14 | 40 | 290 |
Ingredients | Minutes | Calories |
Prep | Cook | Servings |
10 min | 30 min | 6 |
1/2 tbsp | Extra virgin olive oil |
1 medium | Yellow onion (chopped) |
1 medium pepper(s) | Red bell pepper (chopped) |
2 clove(s) | Garlic (minced) |
454 gm | Chicken, ground, lean (or ground turkey breast) |
1/4 tsp | Sea Salt |
1/4 tsp | Black pepper |
1 1/2 cup | Tomato sauce, canned |
1 tsp | Worcestershire sauce |
3 tbsp | Tomato paste, canned |
1 tsp | Sriracha (or hot sauce of choice) |
1 tbsp | Maple syrup (or honey) |
1/4 cup | Parsley, fresh (finely chopped, optional for garnish) |
7 bun | Sandwich bun |
1. Heat oil in large skillet over medium to high heat.
2. Add onion and bell pepper; cook, stirring frequently, for about 5 minutes and until onion is soft.
3. Add garlic; cook, stirring frequently, for about 1 minute. Transfer onion mixture to a bowl and set aside.
4. Add turkey (or chicken) to the same skillet; cook, over medium heat, stirring frequently to break up the turkey, for about 8 to 10 minutes, or until turkey is no longer pink.

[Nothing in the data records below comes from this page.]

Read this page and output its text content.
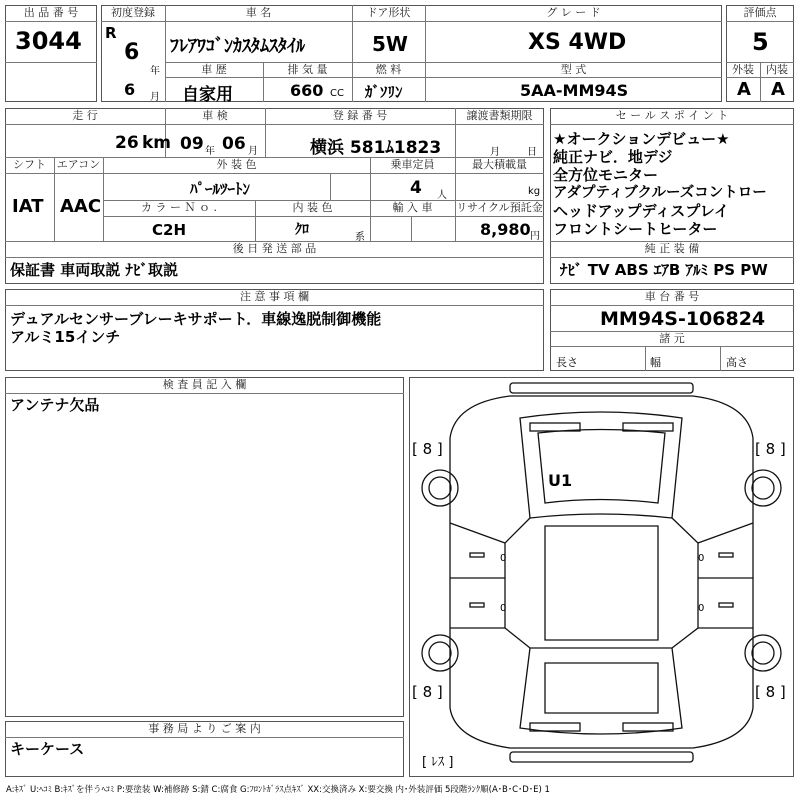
出 品 番 号
3044
初度登録
R
6
年
6 月
車 名
ﾌﾚｱﾜｺﾞﾝｶｽﾀﾑｽﾀｲﾙ
車 歴
自家用
排 気 量
660 CC
ドア形状
5W
燃 料
ｶﾞｿﾘﾝ
グ レ ー ド
XS 4WD
型 式
5AA-MM94S
評価点
5
外装	内装
A A
走 行
26 km
車 検
09 年 06 月
登 録 番 号
横浜 581ﾑ1823
譲渡書類期限
月	日
シフト
IAT
エアコン
AAC
外 装 色
ﾊﾟｰﾙﾂｰﾄﾝ
乗車定員
4 人
最大積載量
kg
カ ラ ー Ｎ ｏ .
C2H
内 装 色
ｸﾛ	系
輸 入 車	リサイクル預託金
8,980 円
後 日 発 送 部 品
保証書 車両取説 ﾅﾋﾞ取説
セ ー ル ス ポ イ ン ト
★オークションデビュー★
純正ナビ．地デジ
全方位モニター
アダプティブクルーズコントロー
ヘッドアップディスプレイ
フロントシートヒーター
純 正 装 備
ﾅﾋﾞ TV ABS ｴｱB ｱﾙﾐ PS PW
注 意 事 項 欄
デュアルセンサーブレーキサポート．車線逸脱制御機能
アルミ15インチ
車 台 番 号
MM94S-106824
諸 元
長さ	幅	高さ
検 査 員 記 入 欄
アンテナ欠品
事 務 局 よ り ご 案 内
キーケース
[ 8 ]	[ 8 ]
[ 8 ]	[ 8 ]
[ ﾚｽ ]
U1
0	0
0	0
A:ｷｽﾞ U:ﾍｺﾐ B:ｷｽﾞを伴うﾍｺﾐ P:要塗装 W:補修跡 S:錆 C:腐食 G:ﾌﾛﾝﾄｶﾞﾗｽ点ｷｽﾞ XX:交換済み X:要交換 内･外装評価 5段階ﾗﾝｸ順(A･B･C･D･E) 1
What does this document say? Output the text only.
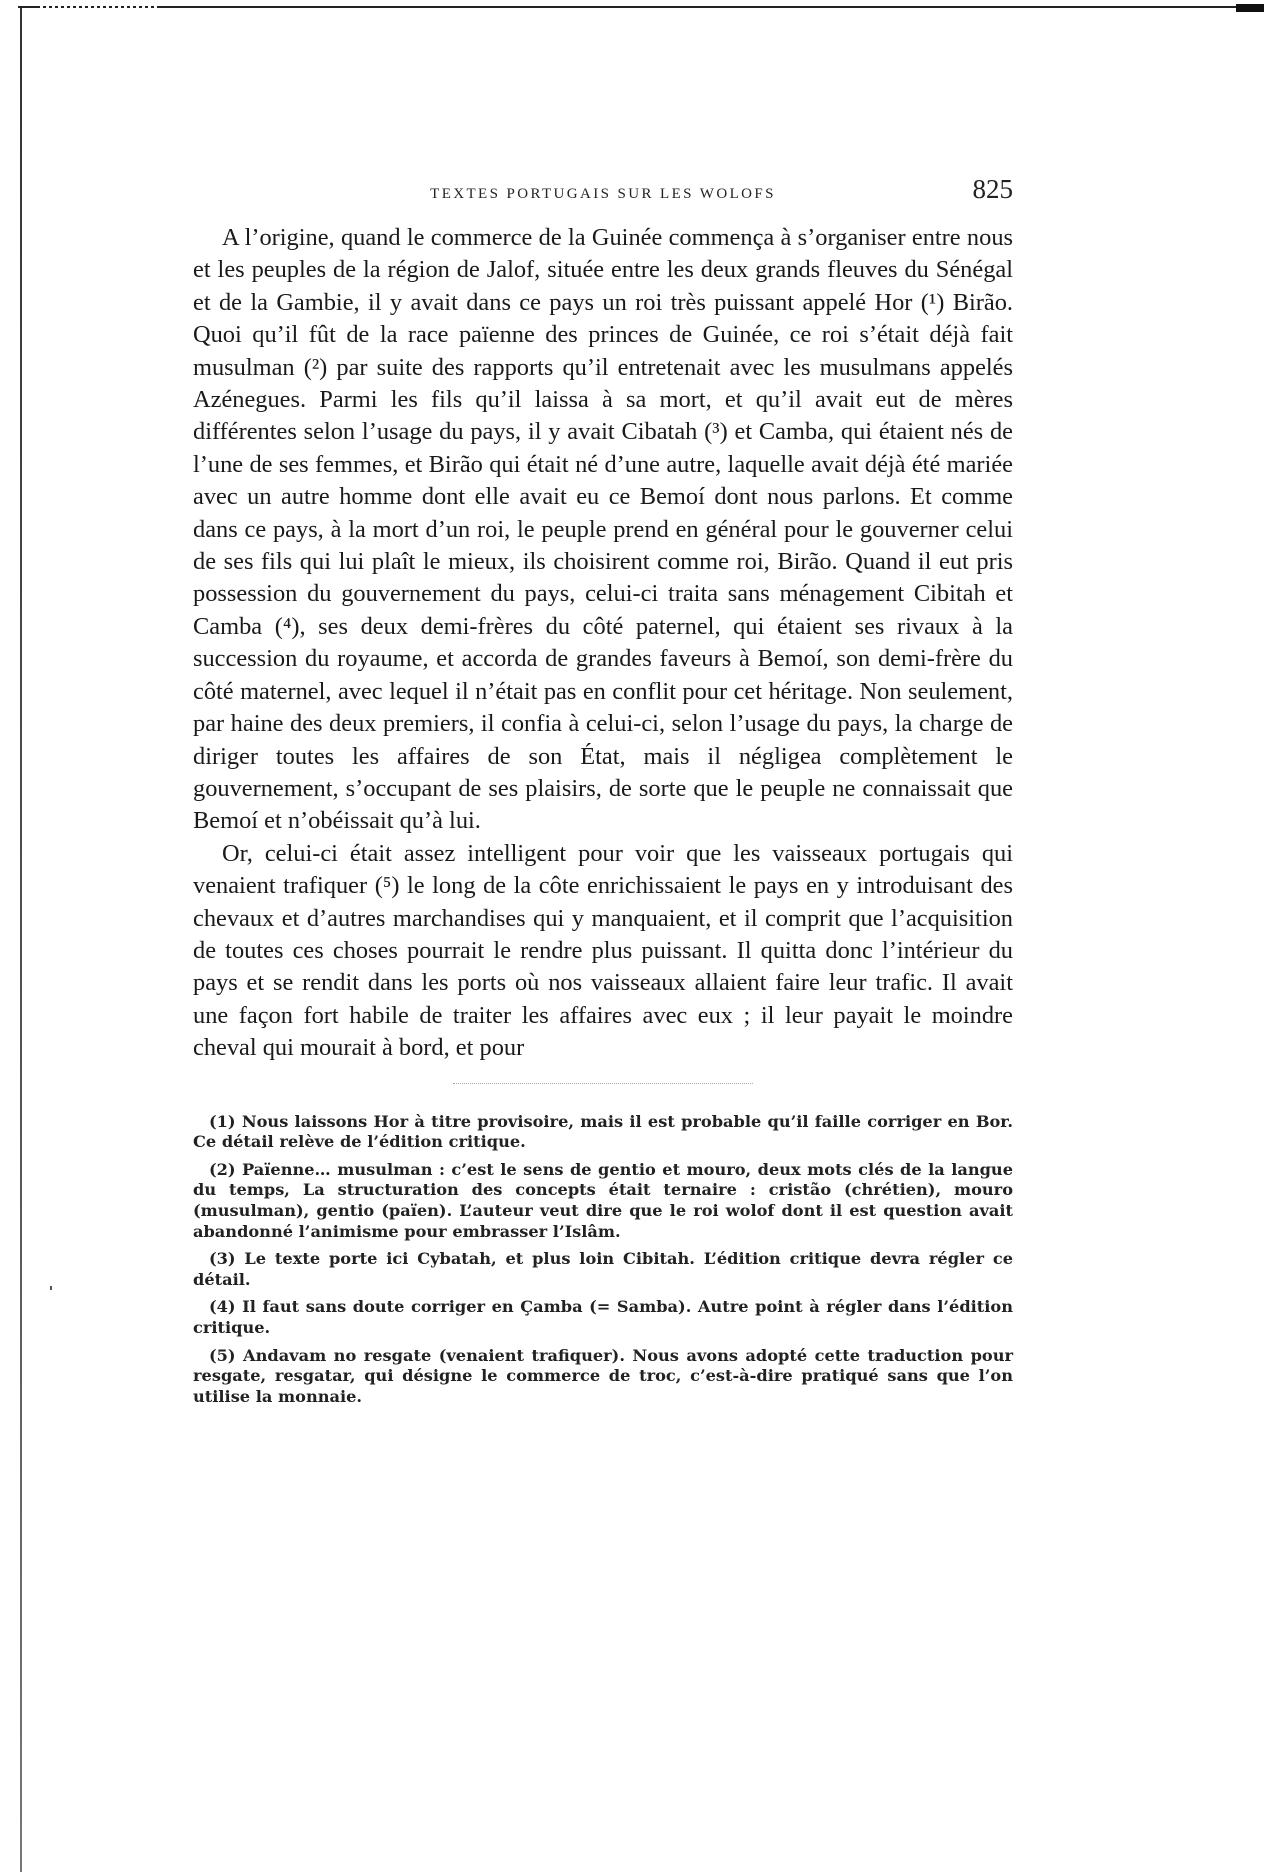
TEXTES PORTUGAIS SUR LES WOLOFS	825

A l’origine, quand le commerce de la Guinée commença à s’organiser entre nous et les peuples de la région de Jalof, située entre les deux grands fleuves du Sénégal et de la Gambie, il y avait dans ce pays un roi très puissant appelé Hor (¹) Birão. Quoi qu’il fût de la race païenne des princes de Guinée, ce roi s’était déjà fait musulman (²) par suite des rapports qu’il entretenait avec les musulmans appelés Azénegues. Parmi les fils qu’il laissa à sa mort, et qu’il avait eut de mères différentes selon l’usage du pays, il y avait Cibatah (³) et Camba, qui étaient nés de l’une de ses femmes, et Birão qui était né d’une autre, laquelle avait déjà été mariée avec un autre homme dont elle avait eu ce Bemoí dont nous parlons. Et comme dans ce pays, à la mort d’un roi, le peuple prend en général pour le gouverner celui de ses fils qui lui plaît le mieux, ils choisirent comme roi, Birão. Quand il eut pris possession du gouvernement du pays, celui-ci traita sans ménagement Cibitah et Camba (⁴), ses deux demi-frères du côté paternel, qui étaient ses rivaux à la succession du royaume, et accorda de grandes faveurs à Bemoí, son demi-frère du côté maternel, avec lequel il n’était pas en conflit pour cet héritage. Non seulement, par haine des deux premiers, il confia à celui-ci, selon l’usage du pays, la charge de diriger toutes les affaires de son État, mais il négligea complètement le gouvernement, s’occupant de ses plaisirs, de sorte que le peuple ne connaissait que Bemoí et n’obéissait qu’à lui.

Or, celui-ci était assez intelligent pour voir que les vaisseaux portugais qui venaient trafiquer (⁵) le long de la côte enrichissaient le pays en y introduisant des chevaux et d’autres marchandises qui y manquaient, et il comprit que l’acquisition de toutes ces choses pourrait le rendre plus puissant. Il quitta donc l’intérieur du pays et se rendit dans les ports où nos vaisseaux allaient faire leur trafic. Il avait une façon fort habile de traiter les affaires avec eux ; il leur payait le moindre cheval qui mourait à bord, et pour

(1) Nous laissons Hor à titre provisoire, mais il est probable qu’il faille corriger en Bor. Ce détail relève de l’édition critique.

(2) Païenne… musulman : c’est le sens de gentio et mouro, deux mots clés de la langue du temps, La structuration des concepts était ternaire : cristão (chrétien), mouro (musulman), gentio (païen). L’auteur veut dire que le roi wolof dont il est question avait abandonné l’animisme pour embrasser l’Islâm.

(3) Le texte porte ici Cybatah, et plus loin Cibitah. L’édition critique devra régler ce détail.

(4) Il faut sans doute corriger en Çamba (= Samba). Autre point à régler dans l’édition critique.

(5) Andavam no resgate (venaient trafiquer). Nous avons adopté cette traduction pour resgate, resgatar, qui désigne le commerce de troc, c’est-à-dire pratiqué sans que l’on utilise la monnaie.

5. Season with salt and pepper.
6. Add onion mixture, tomato sauce, Worcestershire Sauce, tomato paste, sriracha sauce and maple syrup. Mix well. Reduce heat to medium-low; gently boil, stirring occasionally, for 15 minutes, or until sauce is thickened.
7. Sprinkle each serving with fresh parsley before serving, if desired.
8. Serve over zucchini noodles, spinach greens or on bread/bun.
Enjoy!
Turkey
is an excellent source of lean protein!